According to the article “The ground exhales: reducing agriculture’s greenhouse gas emissions”, there are a number of ways to reduce greenhouse gas emissions from farms, but none is completely simple. It states that, in climates where the ground freezes, overwintering plants on the soil (that is, leaving plants intact on the soil surface after harvest instead of ploughing them in or removing them in the fall) can help reduce nitrous oxide emissions. Secondly, limiting inputs of nitrogen to just the amount likely to be usable by plants can reduce emissions. Furthermore, Farmers can also implement management practices, such as incorporating proper waste disposal systems to effectively get rid of waste. The waste can be treated and used to fertilize the soil. This treatment includes bio gas digesters in intensive farming systems to reduce methane releases.

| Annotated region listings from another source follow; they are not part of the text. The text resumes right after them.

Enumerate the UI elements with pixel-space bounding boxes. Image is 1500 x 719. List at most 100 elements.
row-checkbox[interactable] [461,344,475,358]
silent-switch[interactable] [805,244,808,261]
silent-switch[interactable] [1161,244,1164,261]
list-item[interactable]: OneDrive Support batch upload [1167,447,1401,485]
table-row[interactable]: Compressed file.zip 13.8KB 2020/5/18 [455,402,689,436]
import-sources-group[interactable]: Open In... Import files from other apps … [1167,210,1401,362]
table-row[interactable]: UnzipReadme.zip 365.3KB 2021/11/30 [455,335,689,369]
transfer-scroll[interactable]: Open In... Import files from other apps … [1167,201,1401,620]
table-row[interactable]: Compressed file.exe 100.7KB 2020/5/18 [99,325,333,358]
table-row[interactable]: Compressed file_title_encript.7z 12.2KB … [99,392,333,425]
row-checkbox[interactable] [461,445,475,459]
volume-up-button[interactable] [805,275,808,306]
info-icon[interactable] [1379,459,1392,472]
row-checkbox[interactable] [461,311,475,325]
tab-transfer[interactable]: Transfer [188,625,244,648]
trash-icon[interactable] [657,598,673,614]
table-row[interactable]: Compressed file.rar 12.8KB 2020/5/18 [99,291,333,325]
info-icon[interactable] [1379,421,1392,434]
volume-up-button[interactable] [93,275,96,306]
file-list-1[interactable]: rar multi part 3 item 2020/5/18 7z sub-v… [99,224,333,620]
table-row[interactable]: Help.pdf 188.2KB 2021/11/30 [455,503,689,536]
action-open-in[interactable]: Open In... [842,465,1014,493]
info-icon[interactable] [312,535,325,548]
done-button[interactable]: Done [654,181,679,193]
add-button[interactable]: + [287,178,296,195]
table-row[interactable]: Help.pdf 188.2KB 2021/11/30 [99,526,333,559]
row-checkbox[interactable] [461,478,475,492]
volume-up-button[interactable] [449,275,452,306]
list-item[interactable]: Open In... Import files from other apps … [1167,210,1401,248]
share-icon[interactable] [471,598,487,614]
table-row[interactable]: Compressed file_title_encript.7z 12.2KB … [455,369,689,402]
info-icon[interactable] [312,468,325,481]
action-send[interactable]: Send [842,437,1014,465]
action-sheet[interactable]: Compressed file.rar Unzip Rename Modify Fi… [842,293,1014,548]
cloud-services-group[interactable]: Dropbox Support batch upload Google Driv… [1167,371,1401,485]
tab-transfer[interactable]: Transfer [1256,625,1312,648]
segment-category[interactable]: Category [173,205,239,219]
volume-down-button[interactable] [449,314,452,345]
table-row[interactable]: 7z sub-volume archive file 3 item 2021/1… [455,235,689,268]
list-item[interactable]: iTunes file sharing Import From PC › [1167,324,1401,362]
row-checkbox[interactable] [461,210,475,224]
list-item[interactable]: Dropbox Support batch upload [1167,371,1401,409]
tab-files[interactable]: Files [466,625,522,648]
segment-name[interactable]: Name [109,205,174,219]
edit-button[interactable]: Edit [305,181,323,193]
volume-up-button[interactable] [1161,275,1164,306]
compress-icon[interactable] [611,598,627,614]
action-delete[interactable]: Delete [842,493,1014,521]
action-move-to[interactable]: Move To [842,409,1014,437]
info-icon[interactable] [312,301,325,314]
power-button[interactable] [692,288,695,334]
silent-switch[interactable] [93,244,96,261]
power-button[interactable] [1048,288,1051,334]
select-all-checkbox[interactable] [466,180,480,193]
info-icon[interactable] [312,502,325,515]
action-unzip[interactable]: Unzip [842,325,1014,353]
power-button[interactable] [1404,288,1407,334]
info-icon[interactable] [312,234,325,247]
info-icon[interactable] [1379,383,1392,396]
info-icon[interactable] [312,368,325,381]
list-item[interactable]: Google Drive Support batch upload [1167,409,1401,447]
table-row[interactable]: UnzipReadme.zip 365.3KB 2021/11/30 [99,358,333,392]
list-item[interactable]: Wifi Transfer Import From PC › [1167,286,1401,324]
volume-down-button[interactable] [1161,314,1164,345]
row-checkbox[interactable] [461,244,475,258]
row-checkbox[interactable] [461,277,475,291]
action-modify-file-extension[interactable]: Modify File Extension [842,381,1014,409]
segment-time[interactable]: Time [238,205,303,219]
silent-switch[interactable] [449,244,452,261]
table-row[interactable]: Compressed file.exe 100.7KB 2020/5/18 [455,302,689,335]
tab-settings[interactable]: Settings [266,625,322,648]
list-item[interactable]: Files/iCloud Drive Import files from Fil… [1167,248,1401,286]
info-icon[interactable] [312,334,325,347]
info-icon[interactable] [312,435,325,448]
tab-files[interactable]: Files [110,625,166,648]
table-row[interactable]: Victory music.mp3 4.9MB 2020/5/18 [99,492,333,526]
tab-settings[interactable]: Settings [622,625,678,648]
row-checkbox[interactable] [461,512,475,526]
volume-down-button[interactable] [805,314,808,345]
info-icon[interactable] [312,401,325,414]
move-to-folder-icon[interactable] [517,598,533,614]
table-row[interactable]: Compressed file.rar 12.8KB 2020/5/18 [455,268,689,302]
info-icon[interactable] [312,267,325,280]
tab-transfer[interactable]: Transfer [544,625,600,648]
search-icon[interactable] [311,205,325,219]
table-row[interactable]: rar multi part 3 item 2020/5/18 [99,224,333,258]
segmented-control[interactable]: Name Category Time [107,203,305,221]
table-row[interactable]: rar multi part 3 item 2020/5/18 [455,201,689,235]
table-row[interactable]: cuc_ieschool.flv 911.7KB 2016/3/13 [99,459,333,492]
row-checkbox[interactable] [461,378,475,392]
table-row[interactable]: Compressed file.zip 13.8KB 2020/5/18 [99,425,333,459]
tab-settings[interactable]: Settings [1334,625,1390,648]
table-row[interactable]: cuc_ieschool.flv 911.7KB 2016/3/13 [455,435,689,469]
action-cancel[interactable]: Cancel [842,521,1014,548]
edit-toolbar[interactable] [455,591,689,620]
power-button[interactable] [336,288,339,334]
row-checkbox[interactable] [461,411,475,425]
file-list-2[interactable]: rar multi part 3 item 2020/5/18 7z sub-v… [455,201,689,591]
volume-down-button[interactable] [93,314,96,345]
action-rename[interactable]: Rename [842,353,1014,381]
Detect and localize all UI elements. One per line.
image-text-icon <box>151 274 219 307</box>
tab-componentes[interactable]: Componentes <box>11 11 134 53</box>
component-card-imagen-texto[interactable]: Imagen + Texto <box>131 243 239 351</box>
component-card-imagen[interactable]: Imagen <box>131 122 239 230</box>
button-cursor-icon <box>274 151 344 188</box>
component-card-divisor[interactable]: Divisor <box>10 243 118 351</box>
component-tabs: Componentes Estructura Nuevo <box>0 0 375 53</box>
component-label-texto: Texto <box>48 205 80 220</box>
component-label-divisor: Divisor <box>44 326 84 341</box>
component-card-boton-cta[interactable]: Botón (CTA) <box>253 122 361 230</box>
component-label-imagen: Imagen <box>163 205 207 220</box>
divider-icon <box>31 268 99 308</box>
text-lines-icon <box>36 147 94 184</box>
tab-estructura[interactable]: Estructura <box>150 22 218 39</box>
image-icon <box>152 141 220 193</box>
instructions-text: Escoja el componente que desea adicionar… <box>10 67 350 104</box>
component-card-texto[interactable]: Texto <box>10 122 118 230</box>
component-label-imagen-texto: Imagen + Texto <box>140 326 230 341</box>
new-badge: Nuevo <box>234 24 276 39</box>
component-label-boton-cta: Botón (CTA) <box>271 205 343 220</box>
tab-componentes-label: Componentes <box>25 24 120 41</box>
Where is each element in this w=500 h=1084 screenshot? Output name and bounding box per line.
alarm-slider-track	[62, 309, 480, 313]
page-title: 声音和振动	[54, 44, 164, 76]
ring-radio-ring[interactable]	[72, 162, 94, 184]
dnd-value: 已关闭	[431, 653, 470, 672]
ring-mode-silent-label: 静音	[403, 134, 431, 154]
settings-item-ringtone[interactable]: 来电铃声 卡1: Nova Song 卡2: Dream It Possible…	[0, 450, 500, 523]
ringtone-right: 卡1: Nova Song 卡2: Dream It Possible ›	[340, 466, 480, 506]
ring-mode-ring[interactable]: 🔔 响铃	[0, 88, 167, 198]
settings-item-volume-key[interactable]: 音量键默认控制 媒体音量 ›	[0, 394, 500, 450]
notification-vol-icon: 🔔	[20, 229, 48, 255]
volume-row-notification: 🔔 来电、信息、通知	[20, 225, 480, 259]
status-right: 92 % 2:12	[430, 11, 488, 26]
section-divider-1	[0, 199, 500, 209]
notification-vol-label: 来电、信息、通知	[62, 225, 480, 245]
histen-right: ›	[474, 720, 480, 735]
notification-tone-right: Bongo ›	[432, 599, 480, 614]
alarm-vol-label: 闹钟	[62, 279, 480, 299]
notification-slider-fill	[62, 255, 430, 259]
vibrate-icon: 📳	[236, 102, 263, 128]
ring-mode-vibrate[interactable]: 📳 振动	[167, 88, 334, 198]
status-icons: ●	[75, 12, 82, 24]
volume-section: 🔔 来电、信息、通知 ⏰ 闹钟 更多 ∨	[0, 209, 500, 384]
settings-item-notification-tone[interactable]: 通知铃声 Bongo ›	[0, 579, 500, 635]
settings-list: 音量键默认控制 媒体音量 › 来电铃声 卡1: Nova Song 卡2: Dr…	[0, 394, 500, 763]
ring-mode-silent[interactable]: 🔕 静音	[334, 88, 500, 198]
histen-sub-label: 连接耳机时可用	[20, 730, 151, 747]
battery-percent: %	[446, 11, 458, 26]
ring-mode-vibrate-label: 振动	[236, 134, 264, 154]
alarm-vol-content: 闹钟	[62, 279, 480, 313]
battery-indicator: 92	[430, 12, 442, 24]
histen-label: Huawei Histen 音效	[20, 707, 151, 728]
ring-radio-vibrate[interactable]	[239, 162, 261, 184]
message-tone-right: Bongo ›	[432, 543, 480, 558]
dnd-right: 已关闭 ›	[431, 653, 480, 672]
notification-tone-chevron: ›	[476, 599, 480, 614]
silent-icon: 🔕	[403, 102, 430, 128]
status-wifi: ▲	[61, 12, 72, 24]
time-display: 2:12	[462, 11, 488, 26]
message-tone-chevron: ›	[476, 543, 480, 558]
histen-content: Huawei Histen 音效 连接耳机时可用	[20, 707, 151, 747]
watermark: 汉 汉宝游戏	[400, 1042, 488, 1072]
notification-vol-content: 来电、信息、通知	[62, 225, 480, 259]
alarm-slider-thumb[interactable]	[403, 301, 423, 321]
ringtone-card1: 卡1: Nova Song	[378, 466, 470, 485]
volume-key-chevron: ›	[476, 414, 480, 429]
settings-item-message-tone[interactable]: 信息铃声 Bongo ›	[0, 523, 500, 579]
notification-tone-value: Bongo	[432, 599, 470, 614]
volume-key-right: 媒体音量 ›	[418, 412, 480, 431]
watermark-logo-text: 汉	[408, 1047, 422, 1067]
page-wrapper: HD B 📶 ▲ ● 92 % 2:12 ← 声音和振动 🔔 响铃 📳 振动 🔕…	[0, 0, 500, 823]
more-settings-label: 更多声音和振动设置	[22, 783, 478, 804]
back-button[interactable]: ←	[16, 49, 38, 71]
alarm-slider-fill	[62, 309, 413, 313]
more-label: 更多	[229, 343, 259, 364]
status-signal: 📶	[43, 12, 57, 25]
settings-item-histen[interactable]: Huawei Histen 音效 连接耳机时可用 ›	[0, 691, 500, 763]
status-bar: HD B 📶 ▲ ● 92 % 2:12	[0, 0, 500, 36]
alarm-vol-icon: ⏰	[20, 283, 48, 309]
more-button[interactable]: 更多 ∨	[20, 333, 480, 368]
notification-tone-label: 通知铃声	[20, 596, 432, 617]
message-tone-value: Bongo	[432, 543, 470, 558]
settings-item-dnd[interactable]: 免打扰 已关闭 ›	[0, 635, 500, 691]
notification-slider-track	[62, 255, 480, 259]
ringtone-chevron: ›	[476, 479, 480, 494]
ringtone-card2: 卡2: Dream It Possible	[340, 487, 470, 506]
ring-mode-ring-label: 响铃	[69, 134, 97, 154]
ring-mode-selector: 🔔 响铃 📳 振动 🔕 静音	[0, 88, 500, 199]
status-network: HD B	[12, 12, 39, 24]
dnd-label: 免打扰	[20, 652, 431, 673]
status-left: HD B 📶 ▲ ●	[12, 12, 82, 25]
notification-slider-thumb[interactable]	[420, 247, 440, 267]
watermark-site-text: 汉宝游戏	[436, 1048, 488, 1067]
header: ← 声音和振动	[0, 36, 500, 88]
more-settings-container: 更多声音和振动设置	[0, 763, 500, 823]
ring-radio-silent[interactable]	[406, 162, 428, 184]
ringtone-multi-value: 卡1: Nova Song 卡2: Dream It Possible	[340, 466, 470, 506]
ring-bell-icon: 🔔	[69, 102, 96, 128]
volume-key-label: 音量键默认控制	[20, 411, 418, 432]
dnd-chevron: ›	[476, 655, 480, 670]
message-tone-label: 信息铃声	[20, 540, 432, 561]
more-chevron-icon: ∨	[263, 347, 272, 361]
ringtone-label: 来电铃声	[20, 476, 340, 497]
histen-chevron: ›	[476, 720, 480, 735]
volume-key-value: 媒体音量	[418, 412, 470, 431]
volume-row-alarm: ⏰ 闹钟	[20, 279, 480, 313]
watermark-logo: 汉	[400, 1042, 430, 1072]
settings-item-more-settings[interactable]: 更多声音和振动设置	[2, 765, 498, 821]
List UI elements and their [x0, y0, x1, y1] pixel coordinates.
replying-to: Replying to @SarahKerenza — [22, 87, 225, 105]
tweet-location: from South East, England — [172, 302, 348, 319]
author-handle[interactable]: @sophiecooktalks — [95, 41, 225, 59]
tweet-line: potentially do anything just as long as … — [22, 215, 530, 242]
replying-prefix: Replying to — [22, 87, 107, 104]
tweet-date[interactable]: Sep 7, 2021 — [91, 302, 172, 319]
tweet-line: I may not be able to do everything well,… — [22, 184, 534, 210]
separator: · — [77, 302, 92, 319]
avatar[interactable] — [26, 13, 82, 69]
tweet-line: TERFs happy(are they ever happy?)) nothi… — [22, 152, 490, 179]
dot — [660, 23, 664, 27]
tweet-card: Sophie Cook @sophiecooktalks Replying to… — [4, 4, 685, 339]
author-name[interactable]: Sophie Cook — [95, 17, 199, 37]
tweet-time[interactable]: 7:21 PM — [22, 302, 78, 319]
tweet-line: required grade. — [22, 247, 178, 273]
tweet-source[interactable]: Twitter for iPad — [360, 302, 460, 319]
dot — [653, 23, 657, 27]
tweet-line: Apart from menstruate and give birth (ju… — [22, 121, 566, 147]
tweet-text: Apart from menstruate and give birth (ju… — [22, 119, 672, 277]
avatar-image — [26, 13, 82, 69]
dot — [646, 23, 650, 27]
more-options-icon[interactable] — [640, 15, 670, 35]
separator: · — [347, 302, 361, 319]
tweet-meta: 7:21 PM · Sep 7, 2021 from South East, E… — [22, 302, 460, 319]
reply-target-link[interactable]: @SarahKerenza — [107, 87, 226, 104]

Additionally , Climate change will affect people’s ability to access food chiefly via purchase.  Climate change is also likely to affect the geography of production at large scales –shifts in areas of crop or livestock production suitability, which could have substantial impacts on prices, trade flows and food access. Not only farmers have to play a role in food adequacy but other sectors as well as the government. Initiatives must be put into place to ensure sustainability and productivity. Some iniatives can include: strategic design of land use options based on agro-ecological analysis and farmer typologies, ii) promoting climate-smart technologies and maximizing synergies amongst interventions; iii) providing value-added weather services to local farmers to manage variability; iv) promoting weather-based insurance options for climate risk management; v) facilitating community partnership for knowledge sharing; and vi) capacity development in climate change adaptation. Furthermore , water-smart practices (rainwater harvesting, laser land levelling, micro-irrigation, raised bed planting, change in crop establishment methods), weather-smart activities (ICT-based agro-advisories, index-based insurance, stress tolerant crop varieties), nutrient-smart practices (site specific nutrient management, precision fertilizers, residue management, legume catch-cropping), carbon- and energy-smart practices (agroforestry, conservation tillage, residue management, legumes, livestock management) and knowledge-smart activities (farmer-to-farmer learning, capacity development, community seed banks and cooperatives, crop diversification, market information and off-farm risk management).

Although climate Change is a pressing issue in the world today, we must take measure to reduce these risks on our food security.